Gabriela no asistió este año a la peregrinación, y esperó hasta el día siguiente para venir a rendirle tributo a su santa. Confiesa que no todos los días de muertos asiste, y que apenas es la cuarta vez que viene en esta fecha tan especial para el culto a la Muerte, pero que, en cambio, suele venir antes de que acabe el año al menos dos veces.

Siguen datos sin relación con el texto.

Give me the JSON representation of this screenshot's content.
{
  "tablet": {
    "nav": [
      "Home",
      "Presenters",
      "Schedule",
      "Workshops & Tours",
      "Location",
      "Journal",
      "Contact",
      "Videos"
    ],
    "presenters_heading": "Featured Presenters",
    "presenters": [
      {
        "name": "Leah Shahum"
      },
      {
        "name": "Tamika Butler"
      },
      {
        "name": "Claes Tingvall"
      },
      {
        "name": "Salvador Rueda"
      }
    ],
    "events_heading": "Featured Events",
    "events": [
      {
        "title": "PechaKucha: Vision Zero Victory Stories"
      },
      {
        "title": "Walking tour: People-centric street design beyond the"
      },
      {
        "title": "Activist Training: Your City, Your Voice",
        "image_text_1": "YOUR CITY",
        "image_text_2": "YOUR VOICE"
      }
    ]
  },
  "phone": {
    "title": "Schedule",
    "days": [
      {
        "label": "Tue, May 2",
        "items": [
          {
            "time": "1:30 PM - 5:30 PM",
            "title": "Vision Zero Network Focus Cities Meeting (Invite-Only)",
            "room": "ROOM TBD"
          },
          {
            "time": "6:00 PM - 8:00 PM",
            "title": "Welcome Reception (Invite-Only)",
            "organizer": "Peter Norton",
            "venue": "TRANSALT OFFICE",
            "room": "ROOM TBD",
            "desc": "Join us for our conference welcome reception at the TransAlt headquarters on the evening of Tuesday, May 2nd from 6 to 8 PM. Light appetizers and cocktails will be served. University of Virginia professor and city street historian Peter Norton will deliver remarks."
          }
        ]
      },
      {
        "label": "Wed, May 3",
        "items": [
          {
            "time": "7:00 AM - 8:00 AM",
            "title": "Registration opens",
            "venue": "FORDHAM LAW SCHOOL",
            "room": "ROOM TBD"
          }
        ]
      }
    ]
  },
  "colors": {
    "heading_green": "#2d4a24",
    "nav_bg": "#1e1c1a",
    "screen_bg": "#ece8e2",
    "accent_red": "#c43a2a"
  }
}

Fue hace siete años que conoció a esta controvertida santa, que no es reconocida como tal por la Iglesia católica. Su vida se complicó cuando a los 19 años dejó la preparatoria, se salió de su casa y comenzó a ser novia de un policía judicial que prometió mantenerla y hacerla su esposa. Cuatro años después, se enteraría de que él ya estaba casado, y durante ese tiempo vivió en casas de las colonias pobres de Querétaro que el policía rentaba para ella. Además tuvo que trabajar vendiendo ropa por catálogo, cosméticos y cuando eso dejó de ser suficiente, se empleó como mesera en un bar del centro de la ciudad. Ahí, en la vida nocturna de las cantinas, conoció la droga, y por consecuencia casi inevitable, la prostitución.
Seguía siendo falsa prometida del policía, pero ahora ambos tenían secretos que ocultar. Gabriela se mudó a una casa con otras dos amigas para recibir a los clientes de las tres. Así vivió un año, comprometida con un policía casado, trabajando por las noches, atada a una adicción. El 13 de febrero de 2002, una fecha que dice de memoria y sin esfuerzo, un operativo conjunto de las policías municipal y la estatal de Querétaro llegó hasta la casa, detuvieron a las tres mujeres y en un juicio rápido y confuso, se le acusó de lenocinio, narcomenudeo y fraude. Culpable de los tres delitos, según un juez que apenas la volteó a ver durante la sentencia, fue recluida en el penal de San José el Alto. El policía fue a visitarla tres veces, y le prometió que le ayudaría. Nunca volvió a verlo. Tenía 25 años, le habían robado los pocos ahorros que tenía, era adicta a varias drogas que en el penal eran un verdadero lujo, y tenía a un abogado de oficio novato a cargo de su apelación. Dos años en la cárcel la llevaron a lugares oscuros en su mente, un intento de suicidio la hizo tocar fondo.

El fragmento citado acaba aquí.